NASHVILLE, Tenn. and MENDRISIO, Switzerland—Harrow, an eyecare pharmaceutical company exclusively focused on the discovery, development and commercialization of innovative ophthalmic therapies, and Sintetica, S.A., a growing pharmaceutical company focused on analgesics, local anesthetics, and sterile injectable solutions, jointly announced the U.S. Food and Drug Administration (FDA) approval of Iheezo (chloroprocaine hydrochloride ophthalmic gel) 3% for ocular surface anesthesia. Iheezo is a sterile, single-patient‑use, physician‑administered, ophthalmic gel preparation, containing no preservatives, that is safe and effective for ocular surface anesthesia, Harrow said.

Iheezo represents the first approved use in the U.S. ophthalmic market of chloroprocaine hydrochloride and the first branded ocular anesthetic approved for the U.S. ophthalmic market in nearly 14 years. The drug is protected by an Orange Book-listed patent that is valid until 2038.

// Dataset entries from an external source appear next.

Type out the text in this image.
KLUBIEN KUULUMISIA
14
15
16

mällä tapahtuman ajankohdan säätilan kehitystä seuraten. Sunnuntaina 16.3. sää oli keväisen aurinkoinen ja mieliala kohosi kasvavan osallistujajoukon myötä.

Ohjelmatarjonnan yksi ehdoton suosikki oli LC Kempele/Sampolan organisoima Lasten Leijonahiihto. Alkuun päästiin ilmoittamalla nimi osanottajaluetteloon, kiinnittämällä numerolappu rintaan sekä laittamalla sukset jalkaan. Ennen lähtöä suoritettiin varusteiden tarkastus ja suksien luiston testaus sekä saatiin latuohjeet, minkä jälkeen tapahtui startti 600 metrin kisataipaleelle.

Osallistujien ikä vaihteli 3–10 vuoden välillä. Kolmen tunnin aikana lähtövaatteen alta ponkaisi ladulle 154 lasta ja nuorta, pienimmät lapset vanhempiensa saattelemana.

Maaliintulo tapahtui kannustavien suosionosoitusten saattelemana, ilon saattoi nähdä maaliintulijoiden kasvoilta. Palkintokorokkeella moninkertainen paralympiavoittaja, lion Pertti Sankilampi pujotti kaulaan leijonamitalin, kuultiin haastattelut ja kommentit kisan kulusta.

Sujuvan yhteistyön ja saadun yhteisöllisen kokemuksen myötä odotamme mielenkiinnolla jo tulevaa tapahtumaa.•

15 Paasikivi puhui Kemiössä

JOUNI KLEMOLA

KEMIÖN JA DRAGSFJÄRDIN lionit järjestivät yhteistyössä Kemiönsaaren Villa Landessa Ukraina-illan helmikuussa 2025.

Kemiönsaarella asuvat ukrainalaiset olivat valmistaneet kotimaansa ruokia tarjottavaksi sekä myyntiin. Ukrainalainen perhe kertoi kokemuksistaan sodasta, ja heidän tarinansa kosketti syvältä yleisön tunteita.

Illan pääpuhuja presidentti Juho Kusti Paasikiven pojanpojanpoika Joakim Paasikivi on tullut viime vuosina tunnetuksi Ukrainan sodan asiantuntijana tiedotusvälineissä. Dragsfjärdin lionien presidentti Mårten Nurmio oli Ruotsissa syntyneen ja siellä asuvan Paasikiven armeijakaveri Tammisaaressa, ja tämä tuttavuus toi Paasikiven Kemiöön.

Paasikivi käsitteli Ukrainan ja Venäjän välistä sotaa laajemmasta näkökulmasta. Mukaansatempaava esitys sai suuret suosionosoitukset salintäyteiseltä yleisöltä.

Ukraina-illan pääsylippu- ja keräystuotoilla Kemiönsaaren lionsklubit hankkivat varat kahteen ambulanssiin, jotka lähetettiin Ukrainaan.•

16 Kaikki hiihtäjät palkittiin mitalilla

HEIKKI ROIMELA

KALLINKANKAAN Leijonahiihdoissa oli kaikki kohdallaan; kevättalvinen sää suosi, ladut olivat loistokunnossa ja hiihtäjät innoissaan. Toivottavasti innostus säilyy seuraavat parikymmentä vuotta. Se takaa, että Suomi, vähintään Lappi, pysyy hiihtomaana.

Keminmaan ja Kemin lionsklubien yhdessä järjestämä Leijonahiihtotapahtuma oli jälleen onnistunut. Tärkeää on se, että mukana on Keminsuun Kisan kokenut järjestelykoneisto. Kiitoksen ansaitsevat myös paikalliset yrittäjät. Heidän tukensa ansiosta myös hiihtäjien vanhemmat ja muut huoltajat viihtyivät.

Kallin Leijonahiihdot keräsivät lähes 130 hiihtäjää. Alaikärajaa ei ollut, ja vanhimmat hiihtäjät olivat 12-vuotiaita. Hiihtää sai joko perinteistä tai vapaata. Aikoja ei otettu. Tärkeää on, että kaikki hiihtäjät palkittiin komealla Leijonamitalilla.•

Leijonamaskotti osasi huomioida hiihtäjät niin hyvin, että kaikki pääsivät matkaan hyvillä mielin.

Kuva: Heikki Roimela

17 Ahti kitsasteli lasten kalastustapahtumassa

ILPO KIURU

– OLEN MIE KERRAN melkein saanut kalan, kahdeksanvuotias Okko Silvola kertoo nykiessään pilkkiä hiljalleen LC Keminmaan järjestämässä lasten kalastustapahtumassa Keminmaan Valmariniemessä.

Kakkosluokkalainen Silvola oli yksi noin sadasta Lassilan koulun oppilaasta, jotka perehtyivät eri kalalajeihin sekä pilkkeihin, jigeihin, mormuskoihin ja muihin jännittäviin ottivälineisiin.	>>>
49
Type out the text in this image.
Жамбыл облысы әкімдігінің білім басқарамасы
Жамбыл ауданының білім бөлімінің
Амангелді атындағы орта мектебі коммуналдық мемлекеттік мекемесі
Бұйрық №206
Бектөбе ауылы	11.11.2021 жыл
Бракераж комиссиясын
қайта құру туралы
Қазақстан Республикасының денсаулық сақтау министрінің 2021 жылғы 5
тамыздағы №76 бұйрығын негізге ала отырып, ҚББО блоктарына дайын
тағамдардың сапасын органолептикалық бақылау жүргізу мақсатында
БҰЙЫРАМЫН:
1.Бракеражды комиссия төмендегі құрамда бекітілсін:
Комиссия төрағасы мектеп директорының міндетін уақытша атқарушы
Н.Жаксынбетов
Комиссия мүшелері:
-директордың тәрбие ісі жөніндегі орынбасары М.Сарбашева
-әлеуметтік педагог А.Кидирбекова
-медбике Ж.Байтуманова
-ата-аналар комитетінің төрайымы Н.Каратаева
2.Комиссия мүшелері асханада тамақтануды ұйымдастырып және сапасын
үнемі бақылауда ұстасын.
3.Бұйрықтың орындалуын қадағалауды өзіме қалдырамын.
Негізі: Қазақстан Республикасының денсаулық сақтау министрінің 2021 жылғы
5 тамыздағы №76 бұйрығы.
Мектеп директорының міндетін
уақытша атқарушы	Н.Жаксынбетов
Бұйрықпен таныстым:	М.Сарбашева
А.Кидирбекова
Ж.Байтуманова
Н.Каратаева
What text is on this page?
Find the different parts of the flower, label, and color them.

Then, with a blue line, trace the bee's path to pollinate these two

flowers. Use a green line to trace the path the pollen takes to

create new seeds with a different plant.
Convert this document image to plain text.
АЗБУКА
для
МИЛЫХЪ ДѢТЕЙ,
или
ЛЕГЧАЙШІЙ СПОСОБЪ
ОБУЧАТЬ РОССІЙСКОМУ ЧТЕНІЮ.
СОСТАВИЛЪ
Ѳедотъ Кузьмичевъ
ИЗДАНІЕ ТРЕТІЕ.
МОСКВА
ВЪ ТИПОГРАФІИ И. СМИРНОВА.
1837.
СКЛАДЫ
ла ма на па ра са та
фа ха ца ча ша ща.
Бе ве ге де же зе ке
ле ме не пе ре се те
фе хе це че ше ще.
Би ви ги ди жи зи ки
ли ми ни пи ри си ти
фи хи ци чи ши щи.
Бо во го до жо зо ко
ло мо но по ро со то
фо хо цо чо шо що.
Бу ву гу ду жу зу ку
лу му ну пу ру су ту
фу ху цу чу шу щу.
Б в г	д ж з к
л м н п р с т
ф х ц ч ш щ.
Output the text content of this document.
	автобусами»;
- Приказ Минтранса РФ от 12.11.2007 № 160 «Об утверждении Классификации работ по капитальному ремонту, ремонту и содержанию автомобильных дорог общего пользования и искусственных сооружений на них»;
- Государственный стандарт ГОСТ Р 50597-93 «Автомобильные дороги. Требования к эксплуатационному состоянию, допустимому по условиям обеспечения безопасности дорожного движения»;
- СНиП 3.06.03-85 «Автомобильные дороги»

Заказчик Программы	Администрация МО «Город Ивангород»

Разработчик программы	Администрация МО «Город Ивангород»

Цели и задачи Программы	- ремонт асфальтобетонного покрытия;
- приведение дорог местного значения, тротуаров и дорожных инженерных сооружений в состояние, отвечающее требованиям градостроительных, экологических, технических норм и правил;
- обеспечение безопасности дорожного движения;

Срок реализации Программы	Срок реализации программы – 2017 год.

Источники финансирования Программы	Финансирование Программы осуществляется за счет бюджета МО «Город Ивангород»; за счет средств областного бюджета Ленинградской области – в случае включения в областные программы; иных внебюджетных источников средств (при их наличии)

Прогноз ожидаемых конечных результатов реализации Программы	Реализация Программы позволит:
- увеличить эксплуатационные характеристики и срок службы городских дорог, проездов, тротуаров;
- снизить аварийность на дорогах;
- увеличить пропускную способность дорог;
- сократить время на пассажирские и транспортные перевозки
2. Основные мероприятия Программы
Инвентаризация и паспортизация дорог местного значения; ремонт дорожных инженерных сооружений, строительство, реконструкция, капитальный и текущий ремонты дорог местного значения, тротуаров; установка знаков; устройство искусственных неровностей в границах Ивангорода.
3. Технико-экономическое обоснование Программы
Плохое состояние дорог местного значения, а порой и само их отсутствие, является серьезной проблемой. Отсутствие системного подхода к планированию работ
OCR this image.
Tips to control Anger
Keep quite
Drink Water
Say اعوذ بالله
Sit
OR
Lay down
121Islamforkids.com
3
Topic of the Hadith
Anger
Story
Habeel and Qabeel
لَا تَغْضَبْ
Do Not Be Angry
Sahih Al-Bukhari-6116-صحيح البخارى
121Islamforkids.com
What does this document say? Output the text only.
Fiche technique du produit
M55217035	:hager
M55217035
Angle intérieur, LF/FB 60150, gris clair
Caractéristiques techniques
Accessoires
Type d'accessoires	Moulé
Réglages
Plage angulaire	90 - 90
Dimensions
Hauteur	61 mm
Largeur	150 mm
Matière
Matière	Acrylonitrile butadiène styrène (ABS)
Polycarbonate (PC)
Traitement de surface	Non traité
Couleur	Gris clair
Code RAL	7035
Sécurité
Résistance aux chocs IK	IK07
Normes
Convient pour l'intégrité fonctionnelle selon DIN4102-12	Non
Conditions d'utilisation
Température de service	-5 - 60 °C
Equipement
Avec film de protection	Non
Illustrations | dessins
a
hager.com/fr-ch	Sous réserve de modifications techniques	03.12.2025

“On behalf of all our ophthalmic physician partners and the patients they serve, we and our partners at Sintetica are grateful to the FDA for a New Drug Application (NDA) review process that resulted in the approval of Iheezo in advance of our PDUFA target action date,” said Mark L. Baum, Harrow chairman and CEO. “We have always believed in the unique clinical value of Iheezo, and now that Iheezo is approved for use in the U.S. market, it has the potential to become an indispensable premium tool for eyecare professionals and their patients requiring ocular surface anesthesia.”
Nicola Caronzolo, Sintetica’s CEO, added, “I am particularly proud of this important milestone, which exemplifies the quality of Sintetica’s research and development groups and our ability to innovate—to be a global pharmaceuticals leader. I want to give special thanks to our regulatory group, who while working with the Harrow team, performed extraordinarily well, resulting in this early U.S. market approval for this important new medicine.”
The safety and efficacy of Iheezo were demonstrated in three human clinical studies. Studies 1 and 2 were randomized, double-blinded, placebo-controlled studies that evaluated the effect of Iheezo on healthy volunteers, and Study 3 was a randomized, prospective, multi-center, active-controlled, observer‑masked study that evaluated the administration of Iheezo in patients undergoing cataract surgery.
Study 3 marks the first time a U.S. drug candidate was studied in a surgical model for FDA approval in the ocular surface anesthesia category. This study demonstrated that Iheezo not only worked rapidly (in about 1 to 1.5 minutes) and provided sufficient anesthesia to successfully perform the surgical procedure (on average lasting 22 minutes), but importantly, no patient dosed with Iheezo required a supplemental treatment to complete the surgical procedure.
According to a September 2021 report by Market Scope, there are an estimated 4.5 million cataract surgeries and over 8 million intravitreal injections performed annually in the U.S., all of which typically utilize some form of ocular surface anesthesia.
Harrow is planning to launch Iheezo in the U.S. in second quarter of 2023, just ahead of the American Society of Cataract and Refractive Surgery (ASCRS) meeting in May in San Diego, Calif.